The authorities always have a juggling act when considering the correct interest rate, and no more so than currently. An over-heating economy (demand outstripping supply for many goods and services) and inflation are big concerns. This is tempered by the desire to avoid a major recession and force many people into financial difficulties. Further complicating the picture are the issues of the Ukraine war, Brexit supply issues, and inflationary energy costs. The government no doubt also has an eye on the cost of government borrowing which, with high borrowing rates, could spiral out of control. Forecasts are constantly being revised (eg inflation expectation now revised upwards by at least 3%).

So hence the authorities are treading carefully. However, there is no doubt that if the interest rates are set too low now, then problems will become more entrenched and even greater pain is likely later.

One “global” view we look to is the cost of a fixed interest rate for periods from two years to 10 years. This is, if you like, a collective view of many operators in the financial markets and perhaps is the bet reflection of where the markets expect rates to go. The “Swap Rates”** (the underlying rate used by lenders to fix rates) are trading at c. 2.75% for a two year fix, c.2.4% for a five year fix and c. 2.2% for a 10 year fix. These rates are suggesting a peak of variable rates in the next year or so and then falling thereafter. The actual rates seen are also a reflection of where the market thinks base rates might be headed. So perhaps a base rate high of c. 2.75%, or 1% more than current base rate.

This is all well and good and not too alarming, but keep in mind a few points. Firstly, these swap rates have been rising steadily over recent days, weeks and months, the trend is firmly up. Secondly, the Bank of England projections for inflation keep increasing and we might not be finished yet with this trend. And thirdly and perhaps most importantly, many parties are assuming (hoping?) that inflation will not become too entrenched in the economy. This happens when inflation expectations lead to workers demands for higher pay (at or near inflation rates) and this in turn pushes up the cost of products and services. There are already signs of this happening, and if it does then interest rates will need to be pushed up even more to combat the inflationary cycle.

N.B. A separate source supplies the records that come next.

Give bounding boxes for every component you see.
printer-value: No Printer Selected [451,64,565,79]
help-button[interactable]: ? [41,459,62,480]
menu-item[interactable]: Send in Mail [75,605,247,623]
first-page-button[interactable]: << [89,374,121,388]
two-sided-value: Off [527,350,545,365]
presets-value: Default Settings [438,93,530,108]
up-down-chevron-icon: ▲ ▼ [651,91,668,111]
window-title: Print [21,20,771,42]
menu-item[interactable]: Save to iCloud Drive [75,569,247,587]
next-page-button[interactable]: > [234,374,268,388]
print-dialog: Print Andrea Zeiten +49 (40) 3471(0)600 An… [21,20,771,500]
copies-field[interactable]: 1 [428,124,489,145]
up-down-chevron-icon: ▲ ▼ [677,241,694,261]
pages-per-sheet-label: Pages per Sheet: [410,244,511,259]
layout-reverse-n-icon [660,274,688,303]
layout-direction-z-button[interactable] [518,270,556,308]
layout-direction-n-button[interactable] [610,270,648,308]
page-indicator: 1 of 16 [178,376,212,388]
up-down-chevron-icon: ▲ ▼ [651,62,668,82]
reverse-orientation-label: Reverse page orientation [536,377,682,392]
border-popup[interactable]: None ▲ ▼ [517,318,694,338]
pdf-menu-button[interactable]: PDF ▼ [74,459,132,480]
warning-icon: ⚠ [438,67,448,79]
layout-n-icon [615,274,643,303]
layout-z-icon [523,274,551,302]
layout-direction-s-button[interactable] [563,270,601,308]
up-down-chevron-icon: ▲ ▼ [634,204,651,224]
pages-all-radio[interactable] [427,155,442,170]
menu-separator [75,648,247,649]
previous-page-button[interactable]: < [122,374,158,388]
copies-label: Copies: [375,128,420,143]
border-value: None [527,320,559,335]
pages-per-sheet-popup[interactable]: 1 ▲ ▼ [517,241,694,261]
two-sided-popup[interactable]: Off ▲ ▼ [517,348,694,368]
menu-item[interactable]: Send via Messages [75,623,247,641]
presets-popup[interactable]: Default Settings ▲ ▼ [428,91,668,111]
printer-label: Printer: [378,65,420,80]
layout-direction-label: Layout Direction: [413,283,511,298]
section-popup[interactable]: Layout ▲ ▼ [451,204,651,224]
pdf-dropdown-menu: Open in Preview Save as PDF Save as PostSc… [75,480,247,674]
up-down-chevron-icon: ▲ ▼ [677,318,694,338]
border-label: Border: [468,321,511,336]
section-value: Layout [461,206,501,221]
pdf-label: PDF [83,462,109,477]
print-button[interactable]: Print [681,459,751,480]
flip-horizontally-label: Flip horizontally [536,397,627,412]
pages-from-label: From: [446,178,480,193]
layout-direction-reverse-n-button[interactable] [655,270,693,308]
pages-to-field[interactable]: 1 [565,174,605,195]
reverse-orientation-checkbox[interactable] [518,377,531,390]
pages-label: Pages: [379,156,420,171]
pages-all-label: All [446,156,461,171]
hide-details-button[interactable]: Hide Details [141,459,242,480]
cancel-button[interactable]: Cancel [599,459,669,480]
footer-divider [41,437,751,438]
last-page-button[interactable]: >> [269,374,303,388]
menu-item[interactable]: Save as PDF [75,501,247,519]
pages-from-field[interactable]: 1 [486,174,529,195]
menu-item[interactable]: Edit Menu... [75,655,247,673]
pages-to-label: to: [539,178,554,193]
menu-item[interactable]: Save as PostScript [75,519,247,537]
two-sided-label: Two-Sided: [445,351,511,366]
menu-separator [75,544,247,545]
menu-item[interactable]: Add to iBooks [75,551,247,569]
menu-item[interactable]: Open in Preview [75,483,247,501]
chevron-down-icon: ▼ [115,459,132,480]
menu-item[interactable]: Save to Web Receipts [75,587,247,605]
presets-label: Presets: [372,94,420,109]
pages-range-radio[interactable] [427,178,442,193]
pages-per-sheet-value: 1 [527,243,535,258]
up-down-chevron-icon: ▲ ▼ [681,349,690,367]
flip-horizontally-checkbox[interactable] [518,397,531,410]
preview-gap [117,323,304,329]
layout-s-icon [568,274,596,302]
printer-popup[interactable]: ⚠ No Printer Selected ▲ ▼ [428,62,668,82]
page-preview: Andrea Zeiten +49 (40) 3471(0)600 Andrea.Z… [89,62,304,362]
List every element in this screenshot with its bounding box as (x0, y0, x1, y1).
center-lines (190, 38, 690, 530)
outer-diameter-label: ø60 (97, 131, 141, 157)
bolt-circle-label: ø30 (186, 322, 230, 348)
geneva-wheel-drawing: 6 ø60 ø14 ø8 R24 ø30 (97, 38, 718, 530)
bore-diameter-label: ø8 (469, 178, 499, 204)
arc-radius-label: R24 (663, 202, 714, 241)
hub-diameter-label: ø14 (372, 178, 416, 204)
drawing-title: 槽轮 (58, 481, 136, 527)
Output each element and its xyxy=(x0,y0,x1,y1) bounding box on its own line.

The optimists would say that energy costs are a big contributor (they are) and that the costs will come back down in 2023 as Europe weans itself off Russian energy supplies – leading to a reduction in inflation. Our view is that Russia wants to create economic disruption in the West, and we will see more hikes to energy costs this winter as the Russians seek to maximise leverage in the cold months. And what will it cost to find other supplies? Of course a resolution of the war might unravel this issue.

So in summary, hopefully those rates being seen in the “Swap” market will be a good reflection of the heights that rates will reach, but there are many uncertainties. An increase in rates to 5% or more would not be a surprise. If you are borrowing money, then a fixed rate or other interest rate management products must be a serious consideration at the moment.

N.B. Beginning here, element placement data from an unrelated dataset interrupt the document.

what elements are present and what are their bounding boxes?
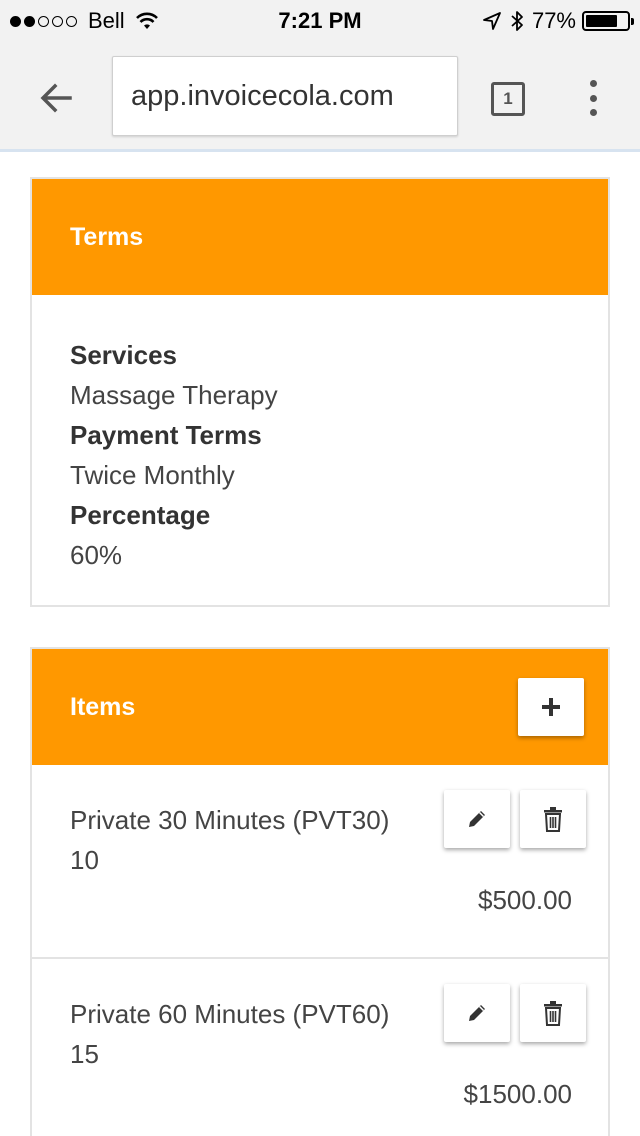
terms-card: Terms Services Massage Therapy Payment T… [30, 177, 610, 607]
trash-icon [544, 1001, 562, 1026]
percentage-value: 60% [70, 540, 123, 570]
trash-icon [544, 807, 562, 832]
status-right: 77% [482, 8, 634, 34]
overflow-menu-icon[interactable] [580, 78, 606, 118]
percentage-label: Percentage [70, 500, 211, 530]
items-card: Items Private 30 Minutes (PVT30) 10 $500… [30, 647, 610, 1136]
url-field[interactable]: app.invoicecola.com [112, 56, 458, 136]
item-price: $1500.00 [463, 1079, 572, 1109]
item-row: Private 60 Minutes (PVT60) 15 $1500.00 [32, 959, 608, 1136]
edit-item-button[interactable] [444, 790, 510, 848]
location-arrow-icon [483, 12, 501, 30]
terms-title: Terms [70, 223, 144, 251]
delete-item-button[interactable] [520, 790, 586, 848]
terms-header: Terms [32, 179, 608, 295]
battery-percent: 77% [531, 8, 576, 33]
item-quantity: 15 [70, 1039, 99, 1069]
add-item-button[interactable] [518, 678, 584, 736]
item-name: Private 30 Minutes (PVT30) [70, 805, 390, 835]
services-label: Services [70, 340, 177, 370]
pencil-icon [469, 811, 485, 827]
item-row: Private 30 Minutes (PVT30) 10 $500.00 [32, 765, 608, 959]
pencil-icon [469, 1005, 485, 1021]
bluetooth-icon [511, 11, 523, 31]
plus-icon [542, 698, 560, 716]
services-value: Massage Therapy [70, 380, 278, 410]
edit-item-button[interactable] [444, 984, 510, 1042]
payment-terms-value: Twice Monthly [70, 460, 235, 490]
items-header: Items [32, 649, 608, 765]
item-name: Private 60 Minutes (PVT60) [70, 999, 390, 1029]
items-title: Items [70, 693, 136, 721]
tab-switcher-button[interactable]: 1 [491, 82, 525, 116]
battery-icon [582, 11, 634, 31]
terms-body: Services Massage Therapy Payment Terms T… [32, 295, 608, 575]
item-quantity: 10 [70, 845, 99, 875]
delete-item-button[interactable] [520, 984, 586, 1042]
status-bar: Bell 7:21 PM 77% [0, 0, 640, 40]
back-arrow-icon[interactable] [36, 78, 76, 118]
browser-toolbar: app.invoicecola.com 1 [0, 40, 640, 152]
payment-terms-label: Payment Terms [70, 420, 262, 450]
item-price: $500.00 [478, 885, 572, 915]
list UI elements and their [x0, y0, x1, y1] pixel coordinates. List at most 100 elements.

**note that the swap rates are the prices a lender will pay for a rate to underlie their fixed rate offerings. Please note that lenders will generally add a margin to this swap rate, representing their profit when lending money to you.

The views expressed in this article are a personal view of the author and should not be used as advice for your particular circumstances. The advice of a competent professional should always be sought before deciding on your interest rate policy.